Gygax as designer: I too would love to know who put the notion of improved chances based on Levels/HD into the components of combat and saves. Experience and its effects are one of the vital features of D&D. I assume it was influenced by Gygax's own Chainmail, based on nothing more than the Man-Hero-Superhero format (substitute Man for Flunky in Blackmoor). I get the impression that Gygax came up with the idea of experience points and numeric levels; a more defined method of advancement.

I laugh now when I read many of Gary's old articles, and got a good chuckle out of plenty of them even back in the 80s. I don't think too many people actually took him that seriously, whether he believed it or not.

Matthew James Stanham said...

Gygax and C&C: Heh, heh. Aye, here's the link for you:


Armour class: Correct!
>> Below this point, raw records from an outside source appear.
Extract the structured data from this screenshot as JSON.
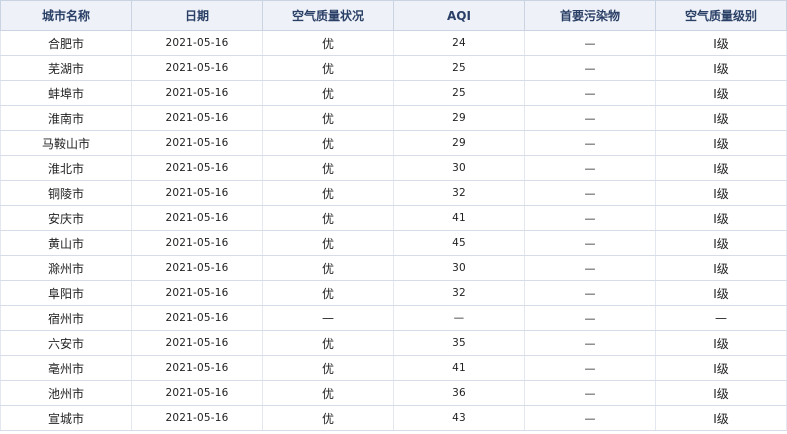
{
  "headers": {
    "city": "城市名称",
    "date": "日期",
    "status": "空气质量状况",
    "aqi": "AQI",
    "pollutant": "首要污染物",
    "level": "空气质量级别"
  },
  "rows": [
    {
      "city": "合肥市",
      "date": "2021-05-16",
      "status": "优",
      "aqi": "24",
      "pollutant": "—",
      "level": "Ⅰ级"
    },
    {
      "city": "芜湖市",
      "date": "2021-05-16",
      "status": "优",
      "aqi": "25",
      "pollutant": "—",
      "level": "Ⅰ级"
    },
    {
      "city": "蚌埠市",
      "date": "2021-05-16",
      "status": "优",
      "aqi": "25",
      "pollutant": "—",
      "level": "Ⅰ级"
    },
    {
      "city": "淮南市",
      "date": "2021-05-16",
      "status": "优",
      "aqi": "29",
      "pollutant": "—",
      "level": "Ⅰ级"
    },
    {
      "city": "马鞍山市",
      "date": "2021-05-16",
      "status": "优",
      "aqi": "29",
      "pollutant": "—",
      "level": "Ⅰ级"
    },
    {
      "city": "淮北市",
      "date": "2021-05-16",
      "status": "优",
      "aqi": "30",
      "pollutant": "—",
      "level": "Ⅰ级"
    },
    {
      "city": "铜陵市",
      "date": "2021-05-16",
      "status": "优",
      "aqi": "32",
      "pollutant": "—",
      "level": "Ⅰ级"
    },
    {
      "city": "安庆市",
      "date": "2021-05-16",
      "status": "优",
      "aqi": "41",
      "pollutant": "—",
      "level": "Ⅰ级"
    },
    {
      "city": "黄山市",
      "date": "2021-05-16",
      "status": "优",
      "aqi": "45",
      "pollutant": "—",
      "level": "Ⅰ级"
    },
    {
      "city": "滁州市",
      "date": "2021-05-16",
      "status": "优",
      "aqi": "30",
      "pollutant": "—",
      "level": "Ⅰ级"
    },
    {
      "city": "阜阳市",
      "date": "2021-05-16",
      "status": "优",
      "aqi": "32",
      "pollutant": "—",
      "level": "Ⅰ级"
    },
    {
      "city": "宿州市",
      "date": "2021-05-16",
      "status": "—",
      "aqi": "—",
      "pollutant": "—",
      "level": "—"
    },
    {
      "city": "六安市",
      "date": "2021-05-16",
      "status": "优",
      "aqi": "35",
      "pollutant": "—",
      "level": "Ⅰ级"
    },
    {
      "city": "亳州市",
      "date": "2021-05-16",
      "status": "优",
      "aqi": "41",
      "pollutant": "—",
      "level": "Ⅰ级"
    },
    {
      "city": "池州市",
      "date": "2021-05-16",
      "status": "优",
      "aqi": "36",
      "pollutant": "—",
      "level": "Ⅰ级"
    },
    {
      "city": "宣城市",
      "date": "2021-05-16",
      "status": "优",
      "aqi": "43",
      "pollutant": "—",
      "level": "Ⅰ级"
    }
  ],
  "colors": {
    "header_bg": "#eef2f8",
    "header_text": "#2a3f66",
    "border": "#d6dde8"
  }
}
Have a Guinness foreign extra, or a Brooklyn black chocolate stout, your choice. ;) Notice that what this means is that you can add all positives and negatives to find the final modifier from both sides. Where it does not work is for magical armour and shields (pluses are minuses in that case), and of course that is the very subject they spend an inordinate amount of text in OD&D trying to explain what to us is seems a very simple concept (but to them was obviously a problem area of design).
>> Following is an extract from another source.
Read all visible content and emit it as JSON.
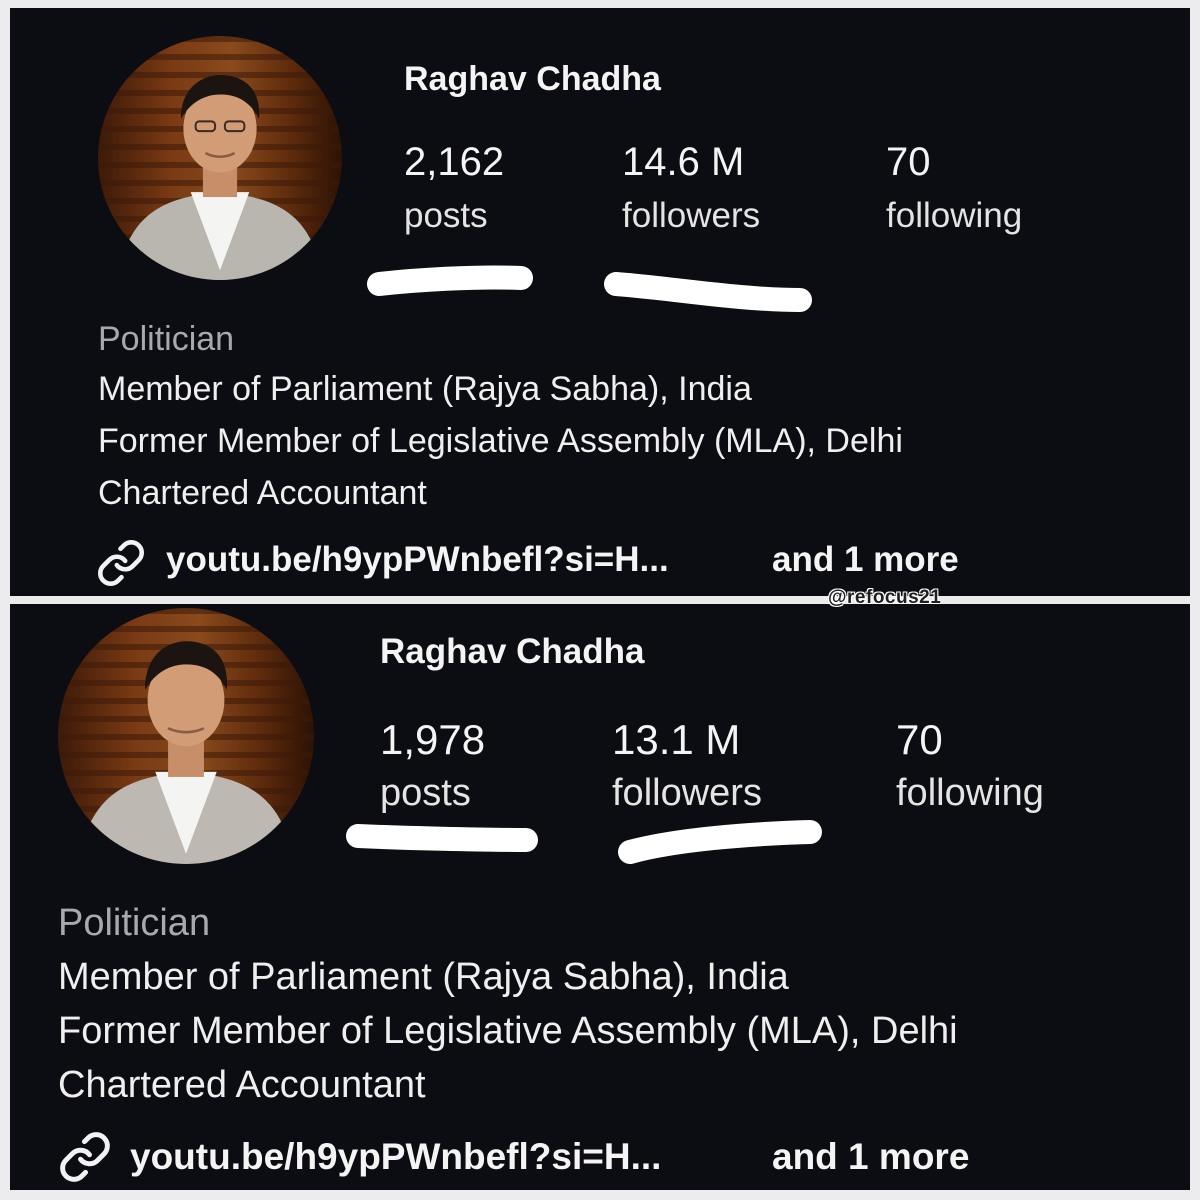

Gygax as designer: Indeed! The six attributes, hit dice, levels, saving throws, fighting ability, and Vancian magic are key components of what makes D&D "D&D". The fighting-man and magic-user are not quite as fundamental in my opinion, being the "hero" and "wizard" of Chainmail.

Sham aka Dave said...

I'll take the Guiness Foreign Extra, thank you! And I failed to mention that you've made an interesting observation in regard to descending AC, thanks for sharing that. You deserve a pint as well. :-)

DHBoggs said...

Just as a point of clarification on Arnesons material; Temple of the Frog, and the Disease section were straight from Arneson with only light editing by Kask. (I asked him). The hit location was perhaps a little more closely edited but was also from Arneson. The Assasin , including the assasination table, was "reimagined" from Arnesonian material to conform to "standard" Greyhawk D&D. The rest of the material came from other people.

Sham aka Dave said...

Thanks for clarifying that, DH. What I wrote was based on Mr. Kask's own posts at DF, but I have no doubt that you are correct with your information here. I've heard mention of a Hit Location system in Arneson's games, as well as tidbits in regard to the Monk and Assassin.

Thanks for the comment.

Anonymous said...

"I don't follow the logic that homebrew or filling in the gaps by adding options indicates some inherent flaw in the system. We all know that it is not possible to provide rules for everything, and to attempt to do so is folly."

I was wondering how your house ruling for D&D compares with your house ruling for your three other favourite games (Traveller, Call of Cthulhu and Gamma World)?

They all date from around the same time, do you house rule them as much? In different areas?